FLINT, Mich. – “My fear is in two years, pipes will be fixed but all the injustices that brought this about will remain,” declared Dawn Demps at a Friday night forum titled #BlackFlintRising, A Conversation about Flint’s History of Racial Injustice and the City’s Current Crisis.
The forum was organized by the Advancement Project, a multi-racial civil rights organization based in Washington, D.C. Demps was responding to the question “What is the fight beyond fixing pipes to move Flint forward?” posed by Advancement Project moderator Chelsea Fuller.
“We don’t have resources, jobs or money; our lives are disvalued,” said panelist Tim Abdul-Matin, outreach director of the M.A.D.E. (Money, Attitude, Direction, Education) Institute, adding that the city’s poverty rate is 45 percent.
Demps, executive director of UPASS (Urban Center for Post-Secondary Access), said Flint is a “typical urban depressed, decayed area.” She said lead poisoning hit hardest at those living in predominantly African American north Flint.
It’s an area with no major grocery chains, no neighborhood schools, vacant homes, and toxic brownfields where many factories once stood. She noted the infant mortality rate is three times that of white neighborhoods.
These conditions are created by and amplify racism, Demps said. She noted that black and brown boys and girls are suspended from school three to four times more frequently than whites and punished more “intensely” for the same offenses.
High school student Lalani Clay said it was “scary” just learning that lead had been running through the pipes for two years. “We can’t use the fountains at school,” she said.
Outside her school conditions aren’t any better: “The streets are all potholes,” she said. “There’s no streets, no schools, no jobs, why am I still here? Politicians making these decisions act as if we don’t live here at all.” She’s proud to be a “Flintstone,” as Flint residents call themselves, and would like to continue to live here, but worries if it’s worth it. “Like a scary movie, when does it end?” she asked.

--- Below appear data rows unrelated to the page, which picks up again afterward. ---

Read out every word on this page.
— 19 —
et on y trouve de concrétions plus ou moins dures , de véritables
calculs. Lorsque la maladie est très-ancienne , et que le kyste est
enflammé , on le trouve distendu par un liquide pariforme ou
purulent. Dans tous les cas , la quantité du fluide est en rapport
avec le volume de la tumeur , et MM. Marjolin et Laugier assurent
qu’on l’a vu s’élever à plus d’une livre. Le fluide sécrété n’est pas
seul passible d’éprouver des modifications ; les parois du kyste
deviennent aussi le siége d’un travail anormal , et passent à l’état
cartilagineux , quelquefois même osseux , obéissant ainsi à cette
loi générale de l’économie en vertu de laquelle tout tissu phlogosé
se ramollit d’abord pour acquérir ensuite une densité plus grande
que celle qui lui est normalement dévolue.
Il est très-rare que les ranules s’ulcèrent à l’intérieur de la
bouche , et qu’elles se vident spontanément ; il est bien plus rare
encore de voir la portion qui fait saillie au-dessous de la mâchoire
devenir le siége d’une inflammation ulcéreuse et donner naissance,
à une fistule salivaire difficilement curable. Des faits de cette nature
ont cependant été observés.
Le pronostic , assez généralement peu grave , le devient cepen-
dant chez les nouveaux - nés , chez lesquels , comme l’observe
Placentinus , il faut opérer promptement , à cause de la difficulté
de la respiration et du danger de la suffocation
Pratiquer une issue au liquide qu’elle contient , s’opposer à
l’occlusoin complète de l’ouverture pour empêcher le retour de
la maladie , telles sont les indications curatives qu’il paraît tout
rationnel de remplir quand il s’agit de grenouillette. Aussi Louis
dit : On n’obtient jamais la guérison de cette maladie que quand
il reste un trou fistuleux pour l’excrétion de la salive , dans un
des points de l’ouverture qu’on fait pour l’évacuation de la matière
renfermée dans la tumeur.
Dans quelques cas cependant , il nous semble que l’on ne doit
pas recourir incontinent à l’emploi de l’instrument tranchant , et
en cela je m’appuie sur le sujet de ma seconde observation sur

Jia Ireland, a student at the University of Michigan, Flint, talked of transportation issues. “Even in the land of GM (General Motors), people couldn’t pick up water because they didn’t have cars,” Ireland said.
Mott Community College student Ellen Porter worried about the “school to prison pipeline.” “It starts around the third grade. It needs to be stopped,” she said.
Asked about the importance of participating in elections Clay said, “Your voice matters, your vote matters. Let your voice be heard and vote.”
Demps had many ideas for moving Flint ahead, starting with education investment all the way through college, not justi Head Start, along with investing in infrastructure. “We need environmental justice,” she said. “Flint has some of the largest ‘brownfields’ n the country. Buick and GM shut down and left a mess.” She also called for getting power back from the city’s un-elected emergency manager, who was appointed by Republican Gov. Rick Snyder.
Rep. Sheldon Neeley (D-Flint) said the state’s emergency manager law spoke to what many see as a huge contributing factor to Flint’s current crisis, the rule by Gov. Snyder’s appointed emergency manager, replacing elected officials of the city. Calling it an anti-American law, he continued, “We send soldiers abroad and we don’t have democracy here. We need to push back. We need to ask Snyder and the whole team to go.”
Bakari Sellers, former South Carolina state representative, representing presidential candidate Hillary Clinton, and Nina Turner, former Ohio state representative, representing Bernie Sanders, addressed the crowd and vowed their respective candidate’s support for solving the city’s problems. Speaking of the two Democratic candidates Sellers noted the positive, that we now have “two 70-year-old white people calling out the criminal justice system.”
John Rummel contributed to this article.